It is worth noting that the biggest difference from other similar protocols is gTrade's settlement method. If you use one ether to open an order, if your trading pair increases by 10%, your profit is 10%, calculated in ether. In contrast, GMX's leveraged trading settlement method is based on USD prices, but the profit paid to traders depends on whether the trader is long or short. If the trader is long: GMX will pay the profit in the asset they are long trading; if the trader is short: GMX will pay the profit in the form of stablecoins.

The liquidity of gToken works like this: if you are a depositor who wants to deposit DAI, the receipt you get is gDAI. You put this DAI in and get a receipt (this is actually an ERC20 token that you can use on other DeFi protocols). If you withdraw money, you take the gDAI back, it burns the gDAI, and you can get your DAI.

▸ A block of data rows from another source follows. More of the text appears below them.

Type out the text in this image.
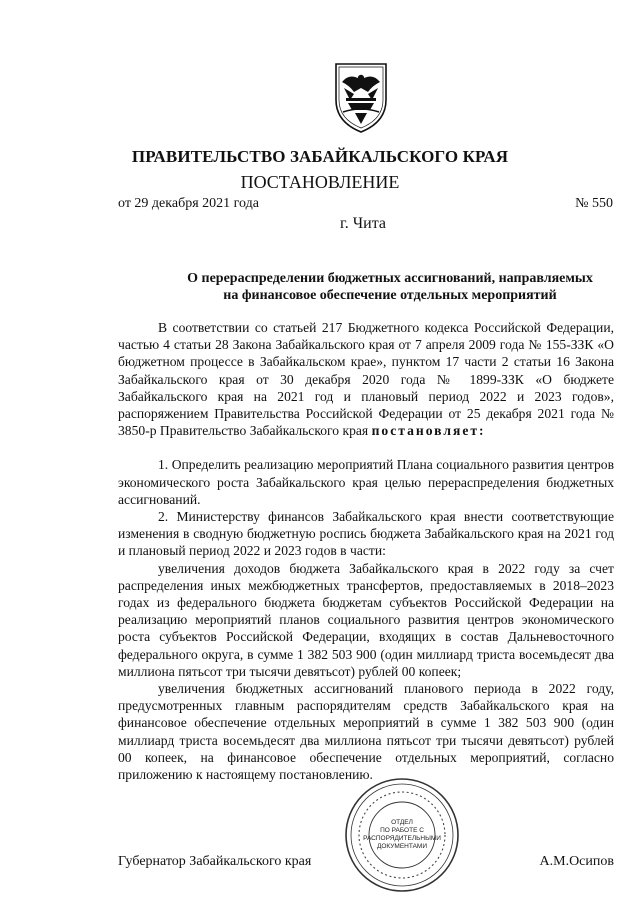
ПРАВИТЕЛЬСТВО ЗАБАЙКАЛЬСКОГО КРАЯ
ПОСТАНОВЛЕНИЕ
от 29 декабря 2021 года	№ 550
г. Чита
О перераспределении бюджетных ассигнований, направляемых
на финансовое обеспечение отдельных мероприятий

В соответствии со статьей 217 Бюджетного кодекса Российской Федерации, частью 4 статьи 28 Закона Забайкальского края от 7 апреля 2009 года № 155-ЗЗК «О бюджетном процессе в Забайкальском крае», пунктом 17 части 2 статьи 16 Закона Забайкальского края от 30 декабря 2020 года № 1899-ЗЗК «О бюджете Забайкальского края на 2021 год и плановый период 2022 и 2023 годов», распоряжением Правительства Российской Федерации от 25 декабря 2021 года № 3850-р Правительство Забайкальского края постановляет:

1. Определить реализацию мероприятий Плана социального развития центров экономического роста Забайкальского края целью перераспределения бюджетных ассигнований.

2. Министерству финансов Забайкальского края внести соответствующие изменения в сводную бюджетную роспись бюджета Забайкальского края на 2021 год и плановый период 2022 и 2023 годов в части:

увеличения доходов бюджета Забайкальского края в 2022 году за счет распределения иных межбюджетных трансфертов, предоставляемых в 2018–2023 годах из федерального бюджета бюджетам субъектов Российской Федерации на реализацию мероприятий планов социального развития центров экономического роста субъектов Российской Федерации, входящих в состав Дальневосточного федерального округа, в сумме 1 382 503 900 (один миллиард триста восемьдесят два миллиона пятьсот три тысячи девятьсот) рублей 00 копеек;

увеличения бюджетных ассигнований планового периода в 2022 году, предусмотренных главным распорядителям средств Забайкальского края на финансовое обеспечение отдельных мероприятий в сумме 1 382 503 900 (один миллиард триста восемьдесят два миллиона пятьсот три тысячи девятьсот) рублей 00 копеек, на финансовое обеспечение отдельных мероприятий, согласно приложению к настоящему постановлению.

Губернатор Забайкальского края	А.М.Осипов
ОТДЕЛ
ПО РАБОТЕ С
РАСПОРЯДИТЕЛЬНЫМИ
ДОКУМЕНТАМИ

Currently, gTrade only has one trading pair, gDAI, but it is worth noting that even though it only has $50 million of gDAI now, it has already processed 18 times the trading volume. If the team adds more collateral, the trading volume can be expanded even more, so gTrade has greater expansion potential than GMX.

What’s special about gToken?

As mentioned earlier, its gDAI pool is the trader's counterparty, which means that if the trader makes a profit, he will take DAI from the gDAI pool. If the trader loses money, the trader's DAI will enter the liquidity pool.

When a user deposits DAI, he or she can get a receipt gDAI from the pool, which represents the depositor's share in the pool. There are two factors that can affect the price of gDAI. The first factor is the transaction fees accumulated by the transaction. The transaction fees are the opening and closing fees mentioned above, and this part will only increase forever. The second factor is the profit and loss of the user's counterparty, but it will only affect the price of gDAI when there is insufficient collateral, because it also has a buffer protection layer.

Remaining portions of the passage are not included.